In 2009, Lenet started ReFreshed, which is a registered not-for-profit organization, and has brought the leadership programming to communities such as Stoney Nakoda and Tsuu T'ina First Nation for nearly a decade.
Both First Nation communities support ReFreshed with the use of space and/or transportation, among others.
The hip-hop program even came to Canmore in 2015, and staff worked alongside Stoney Nakoda students at Canmore Collegiate High School.
This past November and December, ReFreshed celebrated the launch of dual after-school programs running concurrently in Morley and Tsuu T'ina.
“It had been a goal for a while and we did a little project together,” said Lenet.
The two communities collaborated on The Graffiti Project, in which the teens used their newly learned skills on how to use graffiti to sign their names on a small mural that had Stoney Nakoda, Tsuu T'ina and ReFreshed Crew proudly written on it.
“It really was awesome,” said Lenet. “We've done programs there (in Morley) for five years, so it was really exciting.”
Around the corner in 2018, Lenet and the crew will hit the road in a mobile ReFreshed studio.
“I'm finalizing the construction of a cargo trailer,” he said. “Then we could just roll up into the community and be able to bring in all the equipment we have – turntables, lap tops, paint, speakers, staging lighting – and set up to deliver full works shop and performances … to celebrate what the youth have accomplished.”
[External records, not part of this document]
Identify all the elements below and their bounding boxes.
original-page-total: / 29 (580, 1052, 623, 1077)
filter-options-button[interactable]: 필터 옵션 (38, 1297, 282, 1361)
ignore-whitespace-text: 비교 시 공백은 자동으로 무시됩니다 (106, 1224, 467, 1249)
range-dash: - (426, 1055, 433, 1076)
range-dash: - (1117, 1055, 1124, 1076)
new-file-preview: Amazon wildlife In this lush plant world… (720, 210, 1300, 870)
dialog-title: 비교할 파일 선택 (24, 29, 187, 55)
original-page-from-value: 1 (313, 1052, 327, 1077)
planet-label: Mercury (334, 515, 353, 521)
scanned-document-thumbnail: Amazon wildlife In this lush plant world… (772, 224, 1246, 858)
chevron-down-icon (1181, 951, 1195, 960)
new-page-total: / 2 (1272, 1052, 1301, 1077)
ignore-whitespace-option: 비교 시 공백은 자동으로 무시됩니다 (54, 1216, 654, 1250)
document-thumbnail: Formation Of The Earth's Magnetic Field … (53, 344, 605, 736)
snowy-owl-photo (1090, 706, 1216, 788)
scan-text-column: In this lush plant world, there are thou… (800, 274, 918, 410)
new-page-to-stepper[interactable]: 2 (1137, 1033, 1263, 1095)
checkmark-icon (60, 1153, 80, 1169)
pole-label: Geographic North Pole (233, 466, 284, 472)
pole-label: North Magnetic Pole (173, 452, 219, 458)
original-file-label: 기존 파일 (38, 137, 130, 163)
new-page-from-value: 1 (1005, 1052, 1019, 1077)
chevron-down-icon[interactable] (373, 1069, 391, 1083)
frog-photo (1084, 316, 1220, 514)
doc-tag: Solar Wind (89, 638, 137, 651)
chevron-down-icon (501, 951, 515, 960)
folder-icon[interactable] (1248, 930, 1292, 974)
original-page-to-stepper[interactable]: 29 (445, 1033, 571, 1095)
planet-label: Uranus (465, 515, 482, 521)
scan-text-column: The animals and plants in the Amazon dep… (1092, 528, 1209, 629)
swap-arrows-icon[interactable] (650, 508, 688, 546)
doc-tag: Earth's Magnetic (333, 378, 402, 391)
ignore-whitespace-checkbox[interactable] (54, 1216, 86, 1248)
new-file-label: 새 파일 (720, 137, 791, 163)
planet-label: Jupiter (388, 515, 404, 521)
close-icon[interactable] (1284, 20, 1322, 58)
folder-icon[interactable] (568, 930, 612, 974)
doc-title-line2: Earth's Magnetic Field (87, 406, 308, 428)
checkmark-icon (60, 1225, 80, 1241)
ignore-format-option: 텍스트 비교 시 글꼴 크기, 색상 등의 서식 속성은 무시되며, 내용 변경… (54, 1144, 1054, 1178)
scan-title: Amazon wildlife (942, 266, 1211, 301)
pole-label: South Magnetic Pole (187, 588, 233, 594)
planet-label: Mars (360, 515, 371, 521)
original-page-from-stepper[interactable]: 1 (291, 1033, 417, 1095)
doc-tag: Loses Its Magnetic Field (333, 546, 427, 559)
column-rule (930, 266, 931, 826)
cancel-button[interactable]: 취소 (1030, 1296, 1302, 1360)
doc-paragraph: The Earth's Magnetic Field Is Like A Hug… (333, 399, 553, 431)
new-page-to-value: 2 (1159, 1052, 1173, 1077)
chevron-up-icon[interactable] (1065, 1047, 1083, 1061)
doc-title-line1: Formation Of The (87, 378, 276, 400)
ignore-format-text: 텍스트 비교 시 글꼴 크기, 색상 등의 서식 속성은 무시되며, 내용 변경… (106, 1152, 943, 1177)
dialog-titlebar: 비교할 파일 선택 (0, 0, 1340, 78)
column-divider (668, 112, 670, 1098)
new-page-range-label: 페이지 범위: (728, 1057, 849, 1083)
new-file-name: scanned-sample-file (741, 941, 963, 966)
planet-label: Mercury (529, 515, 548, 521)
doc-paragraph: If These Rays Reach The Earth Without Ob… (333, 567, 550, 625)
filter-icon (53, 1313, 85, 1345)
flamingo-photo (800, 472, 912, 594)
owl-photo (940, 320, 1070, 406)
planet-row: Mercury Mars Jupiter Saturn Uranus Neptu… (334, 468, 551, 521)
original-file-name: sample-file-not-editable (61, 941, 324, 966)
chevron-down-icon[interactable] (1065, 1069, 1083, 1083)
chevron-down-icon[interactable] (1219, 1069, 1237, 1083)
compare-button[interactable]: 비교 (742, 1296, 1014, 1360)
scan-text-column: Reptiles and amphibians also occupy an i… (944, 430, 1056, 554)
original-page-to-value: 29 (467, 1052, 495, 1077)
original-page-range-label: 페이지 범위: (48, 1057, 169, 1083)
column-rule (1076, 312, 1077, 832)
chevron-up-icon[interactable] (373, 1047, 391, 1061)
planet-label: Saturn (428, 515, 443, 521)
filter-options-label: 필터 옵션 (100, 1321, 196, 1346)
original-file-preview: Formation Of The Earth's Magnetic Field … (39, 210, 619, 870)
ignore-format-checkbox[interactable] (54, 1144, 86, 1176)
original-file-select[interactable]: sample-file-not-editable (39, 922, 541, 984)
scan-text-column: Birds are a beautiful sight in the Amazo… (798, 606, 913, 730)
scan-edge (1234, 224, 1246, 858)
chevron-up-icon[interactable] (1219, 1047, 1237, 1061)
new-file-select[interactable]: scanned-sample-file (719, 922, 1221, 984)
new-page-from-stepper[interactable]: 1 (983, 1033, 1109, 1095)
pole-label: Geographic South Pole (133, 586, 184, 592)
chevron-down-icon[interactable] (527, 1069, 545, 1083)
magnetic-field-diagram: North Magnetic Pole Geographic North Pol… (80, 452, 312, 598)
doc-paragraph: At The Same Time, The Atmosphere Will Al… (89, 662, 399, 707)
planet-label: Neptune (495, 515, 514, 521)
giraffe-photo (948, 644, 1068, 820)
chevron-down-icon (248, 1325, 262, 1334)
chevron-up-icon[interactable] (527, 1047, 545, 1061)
However, the man with the plan is still applying for grants to consistently remain in the communities to keep providing stable mentorship to youth through hip-hop.
“Right now, I don't have funding for the new semester, I'm still working on that,” Lenet said. “Some funding we did seek out didn't quite go through for us … we don't want to be in the community for a bit and then have to leave.
“The power of what we're doing is sustainable mentorship with these youth and we don't have these big gaps in between sessions.”